Thursday, April 05, 2012
Seven Sites, Seven Words: indigenous Tennebrae Easter service
We had the privilege yesterday evening of being part of Seven Sites, Seven Words, an indigenous Tenebrae Easter Service.
The service was located at Pilgrim Uniting and involved a journey outside, around the central city. Scripture passages that tell of events leading to the death of Christ were laid alongside readings of parallel stories of white engagement with Australia’s Aboriginal people, of betrayal, denial and death. Symbolic gestures – the coins of betrayal, the whip, moments of white denial – found fresh meaning.
The service has been developed by Geoff Boyce, adapting from Norm Habel’s ‘Healing Rites at Seven Sites.’ It was a wonderful reframing of the tradition of Tenebrae (Latin for ‘shadows’ or ‘darkness’), capturing the darkness of the events leading to Easter Friday and the pain of colonisation.

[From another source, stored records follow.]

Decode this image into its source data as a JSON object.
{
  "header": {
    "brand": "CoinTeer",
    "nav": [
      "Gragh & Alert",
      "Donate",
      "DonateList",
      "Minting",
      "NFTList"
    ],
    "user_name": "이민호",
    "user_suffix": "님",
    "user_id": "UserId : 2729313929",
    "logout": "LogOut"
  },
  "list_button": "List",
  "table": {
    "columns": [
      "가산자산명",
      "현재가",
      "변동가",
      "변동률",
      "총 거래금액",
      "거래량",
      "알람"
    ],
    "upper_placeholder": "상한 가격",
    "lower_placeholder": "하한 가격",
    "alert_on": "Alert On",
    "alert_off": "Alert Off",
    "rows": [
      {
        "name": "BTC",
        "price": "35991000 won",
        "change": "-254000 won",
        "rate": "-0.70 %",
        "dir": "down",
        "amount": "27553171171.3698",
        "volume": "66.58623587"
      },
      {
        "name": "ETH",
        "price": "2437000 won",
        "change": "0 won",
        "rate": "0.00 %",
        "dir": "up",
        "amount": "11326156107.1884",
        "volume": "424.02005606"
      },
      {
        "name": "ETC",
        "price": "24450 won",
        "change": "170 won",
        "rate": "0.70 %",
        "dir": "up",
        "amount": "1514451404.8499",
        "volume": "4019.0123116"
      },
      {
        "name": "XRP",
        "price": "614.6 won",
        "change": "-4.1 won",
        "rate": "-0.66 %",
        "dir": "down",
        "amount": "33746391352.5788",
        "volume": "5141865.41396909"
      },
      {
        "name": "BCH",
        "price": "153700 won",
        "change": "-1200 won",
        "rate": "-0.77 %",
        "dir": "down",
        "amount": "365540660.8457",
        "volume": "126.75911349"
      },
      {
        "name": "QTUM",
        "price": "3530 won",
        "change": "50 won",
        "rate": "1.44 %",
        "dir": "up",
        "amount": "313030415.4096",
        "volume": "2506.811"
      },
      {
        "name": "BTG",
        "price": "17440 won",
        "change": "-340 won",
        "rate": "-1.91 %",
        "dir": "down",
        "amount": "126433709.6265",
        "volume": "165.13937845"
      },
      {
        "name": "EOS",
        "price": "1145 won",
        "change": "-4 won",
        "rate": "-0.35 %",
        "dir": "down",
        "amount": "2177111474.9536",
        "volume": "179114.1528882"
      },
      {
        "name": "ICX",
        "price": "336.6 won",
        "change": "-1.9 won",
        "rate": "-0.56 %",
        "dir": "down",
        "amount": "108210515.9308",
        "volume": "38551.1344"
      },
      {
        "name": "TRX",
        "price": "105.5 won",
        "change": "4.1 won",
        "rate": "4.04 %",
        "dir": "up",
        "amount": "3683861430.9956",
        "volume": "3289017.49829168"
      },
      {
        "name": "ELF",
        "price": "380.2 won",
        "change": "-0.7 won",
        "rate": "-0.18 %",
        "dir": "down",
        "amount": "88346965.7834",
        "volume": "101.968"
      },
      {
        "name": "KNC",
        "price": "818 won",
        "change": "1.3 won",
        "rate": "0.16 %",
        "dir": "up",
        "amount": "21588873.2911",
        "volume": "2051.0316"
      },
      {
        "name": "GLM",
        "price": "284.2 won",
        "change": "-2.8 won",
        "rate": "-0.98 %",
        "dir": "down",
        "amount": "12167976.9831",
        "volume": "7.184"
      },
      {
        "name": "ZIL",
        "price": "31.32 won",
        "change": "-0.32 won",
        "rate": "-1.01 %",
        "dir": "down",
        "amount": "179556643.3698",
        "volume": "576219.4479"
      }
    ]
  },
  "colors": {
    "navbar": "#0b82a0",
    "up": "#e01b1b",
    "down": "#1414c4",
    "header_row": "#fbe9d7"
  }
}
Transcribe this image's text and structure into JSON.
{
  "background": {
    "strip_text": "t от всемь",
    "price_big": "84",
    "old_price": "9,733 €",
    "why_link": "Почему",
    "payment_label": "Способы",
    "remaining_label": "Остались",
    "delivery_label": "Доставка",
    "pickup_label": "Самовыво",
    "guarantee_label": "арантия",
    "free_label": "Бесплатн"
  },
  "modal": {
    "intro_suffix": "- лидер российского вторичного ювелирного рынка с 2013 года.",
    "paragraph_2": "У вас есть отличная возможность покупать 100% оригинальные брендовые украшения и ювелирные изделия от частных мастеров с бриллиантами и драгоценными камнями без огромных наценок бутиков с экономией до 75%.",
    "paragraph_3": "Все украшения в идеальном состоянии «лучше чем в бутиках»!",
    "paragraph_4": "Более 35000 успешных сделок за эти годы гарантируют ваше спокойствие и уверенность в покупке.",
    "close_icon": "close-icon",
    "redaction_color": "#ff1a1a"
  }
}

The sites were skillfully chosen, ensuring that Easter is not hidden in a church, but public for bystanders to see – as it was in the original. Theologically, the process of identifying Christ with indigenous suffering is an appropriately disturbing, destabilising act. The movement and the invitation to participation added to the personal engagement.
Seven Sites, Seven Words is an event that needs to be experienced by all Anglo-Australians.
I miss this service, we held it in Blackwood for a number of years before I moved to the ACT
Still one of the most powerful Easter liturgies I’ve participated in.